Congress has so far legislated the liberalization of various economic sectors including banking, twice in 1994 and 2014; telecom and power; and retail trade. Laws were also passed to privatize and deregulate the utilities sector, including MWSS and the oil industry. Public finance started on solid footing with the passage of the e-VAT law and the Tax Reform for Acceleration and Inclusion (TRAIN) law.

Greater competition in the Philippine economy was stepped up with the passage of Philippine Competition Act. Ease of doing business is the target of the law with the same name. The recently-approved law on the national ID system is very important in ascertaining and systematizing the delivery of public services especially to the poor. The rice tariffication bill was also passed into law migrating the industry from quantitative restriction to a tariffied regime to boost the supply of rice and bring the price down.

The BSP charter was also amended, giving the BSP higher capitalization, greater scope of supervisory authority, new authority to require both public and private entities to submit key data and information to the monetary authorities. Congress also gave the BSP the authority to put up reserves against the cost of open market operations and FX fluctuations. From today, the BSP will now be tax-exempt for all its governmental functions.

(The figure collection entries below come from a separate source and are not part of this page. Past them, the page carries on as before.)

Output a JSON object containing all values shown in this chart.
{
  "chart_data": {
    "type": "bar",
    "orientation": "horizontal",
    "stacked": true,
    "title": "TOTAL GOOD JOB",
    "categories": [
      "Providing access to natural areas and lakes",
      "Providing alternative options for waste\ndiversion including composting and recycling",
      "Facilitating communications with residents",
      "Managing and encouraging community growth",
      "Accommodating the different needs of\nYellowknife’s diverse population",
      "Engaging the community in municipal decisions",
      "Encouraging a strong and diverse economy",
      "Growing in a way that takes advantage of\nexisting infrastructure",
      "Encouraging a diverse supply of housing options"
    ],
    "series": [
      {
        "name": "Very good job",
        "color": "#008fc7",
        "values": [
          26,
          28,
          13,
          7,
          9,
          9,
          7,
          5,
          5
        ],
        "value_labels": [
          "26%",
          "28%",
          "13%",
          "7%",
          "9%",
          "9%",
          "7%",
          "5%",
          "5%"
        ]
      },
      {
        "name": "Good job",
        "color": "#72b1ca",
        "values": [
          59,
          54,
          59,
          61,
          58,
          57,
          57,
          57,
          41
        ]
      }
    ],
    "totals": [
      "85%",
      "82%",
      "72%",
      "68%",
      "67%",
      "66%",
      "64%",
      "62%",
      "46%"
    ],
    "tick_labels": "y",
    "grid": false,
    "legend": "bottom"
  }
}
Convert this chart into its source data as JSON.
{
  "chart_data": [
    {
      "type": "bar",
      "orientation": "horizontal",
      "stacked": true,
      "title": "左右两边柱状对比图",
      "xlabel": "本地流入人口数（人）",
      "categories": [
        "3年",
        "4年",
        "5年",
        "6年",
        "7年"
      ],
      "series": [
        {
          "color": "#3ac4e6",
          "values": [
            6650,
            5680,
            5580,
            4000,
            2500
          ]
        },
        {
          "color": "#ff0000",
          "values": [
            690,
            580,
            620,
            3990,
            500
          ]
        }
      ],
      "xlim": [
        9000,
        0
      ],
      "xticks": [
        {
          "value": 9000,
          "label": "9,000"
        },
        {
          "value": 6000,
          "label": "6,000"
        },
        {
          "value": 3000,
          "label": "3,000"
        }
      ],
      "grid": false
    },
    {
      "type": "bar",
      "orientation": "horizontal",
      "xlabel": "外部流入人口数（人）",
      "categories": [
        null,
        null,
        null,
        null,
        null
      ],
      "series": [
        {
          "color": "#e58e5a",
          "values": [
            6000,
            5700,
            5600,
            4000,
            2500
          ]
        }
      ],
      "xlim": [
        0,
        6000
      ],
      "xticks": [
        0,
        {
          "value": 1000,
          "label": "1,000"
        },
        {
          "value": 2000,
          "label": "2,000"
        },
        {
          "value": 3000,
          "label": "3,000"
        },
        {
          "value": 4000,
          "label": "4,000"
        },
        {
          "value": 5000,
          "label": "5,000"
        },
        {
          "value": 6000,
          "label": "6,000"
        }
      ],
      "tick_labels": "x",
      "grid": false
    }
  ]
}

This list is far from exhaustive. Yet it is already quite a mouthful. And definitely fruitful.

One should just look at the credit rating upgrades we have received in recent years that have translated into lower borrowing costs for both the sovereign and the local corporates. Our resilience ranking among 21 countries studied by the Center for Global Development based in Washington, DC, is also very instructive. In 2007, the Philippines was ranked only 7th. In 2014, the country ranked 1st because of our improved fiscal and external position, benign inflation and track record of policy reforms. We scored high in the metric on the ability to withstand external shocks and the metric on the government’s ability to rapidly implement policies that counteract the effect of such shocks. If we persevere in our reform activities in this country, there should be no reason for us not to top the list again in 2021 during the next rating year.

Against this background, it should be a big challenge to the Executive to avoid politics getting in the way of defining the level and the distribution of the national budget. It should equally be a big challenge to Congress to ward off individual or group lobby for narrow interests that could undermine any affirmative actions against poverty, income and wealth inequality, illiteracy, and sickness.